Overall it was an amusingly outdated bit of fluff. Bonus points for the friend who keeps bursting out laughing when something terrible happens to Helen's philandering lover (see the first 60 seconds of the clip). It was what I felt like doing throughout the entire thing.

02 August 2011

The Illusionist (L'illusionniste) (2010)

The Illusionist is the animated interpretation of a script by the late great French filmmaker Jacques Tati. Directed by Sylvain Chomet (who was responsible for the much lauded The Triplets of Belleville (2003)), this film has a reputation for being compulsory viewing and is generally marketed as some type of Francophone animated masterpiece.
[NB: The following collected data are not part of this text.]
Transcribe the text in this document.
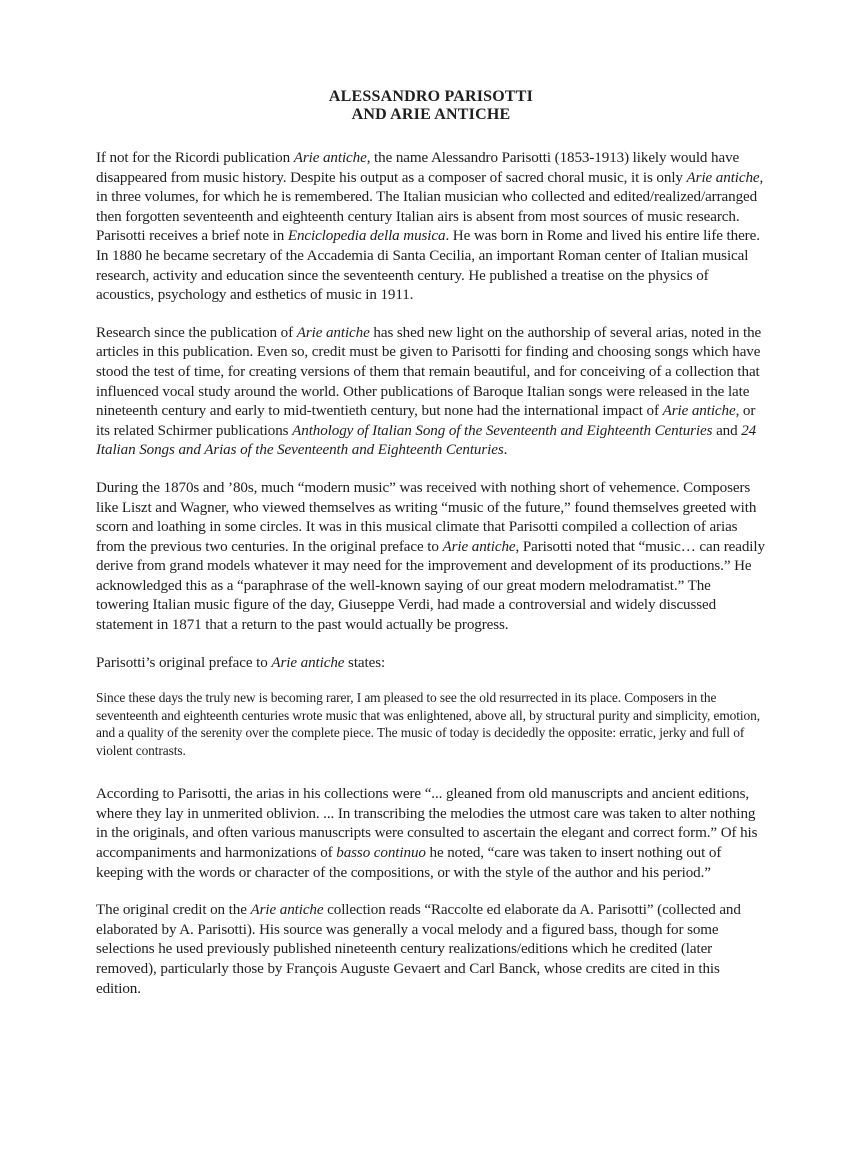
ALESSANDRO PARISOTTI
AND ARIE ANTICHE

If not for the Ricordi publication Arie antiche, the name Alessandro Parisotti (1853-1913) likely would have disappeared from music history. Despite his output as a composer of sacred choral music, it is only Arie antiche, in three volumes, for which he is remembered. The Italian musician who collected and edited/realized/arranged then forgotten seventeenth and eighteenth century Italian airs is absent from most sources of music research. Parisotti receives a brief note in Enciclopedia della musica. He was born in Rome and lived his entire life there. In 1880 he became secretary of the Accademia di Santa Cecilia, an important Roman center of Italian musical research, activity and education since the seventeenth century. He published a treatise on the physics of acoustics, psychology and esthetics of music in 1911.

Research since the publication of Arie antiche has shed new light on the authorship of several arias, noted in the articles in this publication. Even so, credit must be given to Parisotti for finding and choosing songs which have stood the test of time, for creating versions of them that remain beautiful, and for conceiving of a collection that influenced vocal study around the world. Other publications of Baroque Italian songs were released in the late nineteenth century and early to mid-twentieth century, but none had the international impact of Arie antiche, or its related Schirmer publications Anthology of Italian Song of the Seventeenth and Eighteenth Centuries and 24 Italian Songs and Arias of the Seventeenth and Eighteenth Centuries.

During the 1870s and ’80s, much “modern music” was received with nothing short of vehemence. Composers like Liszt and Wagner, who viewed themselves as writing “music of the future,” found themselves greeted with scorn and loathing in some circles. It was in this musical climate that Parisotti compiled a collection of arias from the previous two centuries. In the original preface to Arie antiche, Parisotti noted that “music… can readily derive from grand models whatever it may need for the improvement and development of its productions.” He acknowledged this as a “paraphrase of the well-known saying of our great modern melodramatist.” The towering Italian music figure of the day, Giuseppe Verdi, had made a controversial and widely discussed statement in 1871 that a return to the past would actually be progress.

Parisotti’s original preface to Arie antiche states:

Since these days the truly new is becoming rarer, I am pleased to see the old resurrected in its place. Composers in the seventeenth and eighteenth centuries wrote music that was enlightened, above all, by structural purity and simplicity, emotion, and a quality of the serenity over the complete piece. The music of today is decidedly the opposite: erratic, jerky and full of violent contrasts.

According to Parisotti, the arias in his collections were “... gleaned from old manuscripts and ancient editions, where they lay in unmerited oblivion. ... In transcribing the melodies the utmost care was taken to alter nothing in the originals, and often various manuscripts were consulted to ascertain the elegant and correct form.” Of his accompaniments and harmonizations of basso continuo he noted, “care was taken to insert nothing out of keeping with the words or character of the compositions, or with the style of the author and his period.”

The original credit on the Arie antiche collection reads “Raccolte ed elaborate da A. Parisotti” (collected and elaborated by A. Parisotti). His source was generally a vocal melody and a figured bass, though for some selections he used previously published nineteenth century realizations/editions which he credited (later removed), particularly those by François Auguste Gevaert and Carl Banck, whose credits are cited in this edition.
Admittedly, this aura of greatness is the justified result of being associated with both Tati and Chomet, whose honestly earned reputations managed to launch The Illusionist into that cringe-worthy category of film that "anyone interested in the cinema simply must see" and, implicitly, value and enjoy.

As you might expect, I could not wholeheartedly buy into the charm of this adaptation of Tati's work. Yes, the animation was charming. Yes, there were neat visual puns and clever tongue-in-cheek caricatures of various figures. Yes, there was a vicious rabbit and a wide eyed girl speaking Scottish Gaelic.

Yet there was a hole here, a gap. A lack. Charisma without depth, perhaps? The animation was nice, but not that creative. The story was gently frustrating, with safely low stakes for everyone involved. The extremely minimalistic dialogue was refreshing, but with so little a compelling story behind it, ultimately ill used.

Overall I sadly cannot recommend this film. If you're very interested in animation you'll probably watch it anyway, but consider yourself forewarned of disappointment.

Transformers (2007)

Literally the worst movie I have ever seen.